Who has the best collection of books? Target. We have an infinite number of the Fifty Shades Of Grey books.
We make you wanna get an orgasm when you save…. Where working on this one.
“Hey! What are you doing here!” Says a tall man in red and black jeans. Damn he must work here.
“Sorry I was locked in.”
“Oh me too. Don’t read that!” He yanks the folder and book from me,” That’s top secret.”
“I’m sorry I’ve just always been curious what you target people hide underneath the cash registers.”
“Well we don’t have money there. I can tell you that.”
“I know. You have a pipple on your forehead. Can I pop it! Yeah let me do it!” I grab his head and pop it immediately and the pus jumps to my shirt.
“Look at what you’ve done!”
“I know it’s channel. Ew!”
“I care less about that, I have Hemophila and I won’t stop bleeding. Look at what you’ve done!”
I start to scream, “AAAAAAAAAAAAAH! NO NO NO. I’m leaving! Bye!” I don’t want to jail for this. I just can’t. It was an accident. Right?
As i start running out of the door I run down to the second floor. Oh look H&M seems to have people in there. Lets check it out.
As i walk in i see two teenagers sitting across from each other, talking and smoking. Marijuana! Oh my. Those idiots.
“Guys look it’s a woman run!” Says a guy wearing a red shirt with blue jeans.
“No i’m locked inside. I’m not going to do anything. Can I join you guys? I’ve got nothing to do.”
“Yeah sure. Want some?”
“No thanks. What’s your name?”
“My name is Aaron and this is Chase.”
“Hey what’s up! My name is chase and you look like you can be my new investment.” Said Chase. He’s handsome but for a teenager. I’m 21. Um no.
“Hi. My name is Lana.”
“Lana! Like Anal backwards? Oooooh!” Says Chase and high-fives Aaron.
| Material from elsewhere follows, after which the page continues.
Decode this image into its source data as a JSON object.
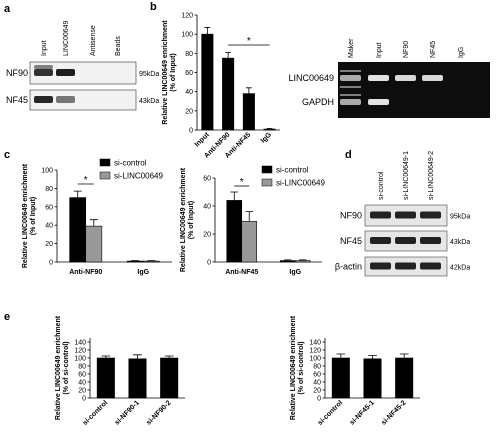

“Were just talking here. We come here every night just to smoke. And the workers here never close the doors. Ha!”
“Oh look an iguana on the door! AHhh! Don’t let it pee on you! Don’t! It’s poison can make you never get an orgasm for year!” Said Chase, sounding paranoid. I look at the door but i don’t see anything. He must be hallucinating.
“Oh my! Looks like he’s on Lana! Ah! Now she will be able to orgasm since she’s a woman!” Says Aaron.
“Now that’s just silly.” Says Chase.
“Chase has been taking LSD for years now. Just go with the flow. That’s what i do.” Whispers Aaron.
“So I want that fabulous you know. Sometimes I wish my blood was yellow Gatorade you know. Oh my. That just makes me wet. I’d be a vampire all to myself.” Says Chase. He is soo high. I can tell. Earthquake. Oh gosh.
“Ahhhh catch the knife i have in my pocket! Now!” I don’t catch it. It lands on the floor, jumps, and cuts Chase in the face and then Aaron. The earthquake is over now.
“Oh my gosh that was scary. Are you guys okay? You guys are bleeding.” I say to Chase and Aaron.
“OMG WE ARE?! Fucking shit! We both have Hemophilia! We won’t stop bleeding.”
“OH my! I’m out. You guys need to carry your medication with you at all times.” I say as i run out the store.
Once upon time A few mistakes ago I was in your sights You got me alone You found me You found me You found me.” Says Taylor Swift, I Knew You Were Trouble, in the intercom. Why is the music playing? Gosh is it morning already?
I’m feeling a bit light headed. It must be from the aroma of marijuana back at H&M. I think i’m going to faint. My vision is bluring. Ah!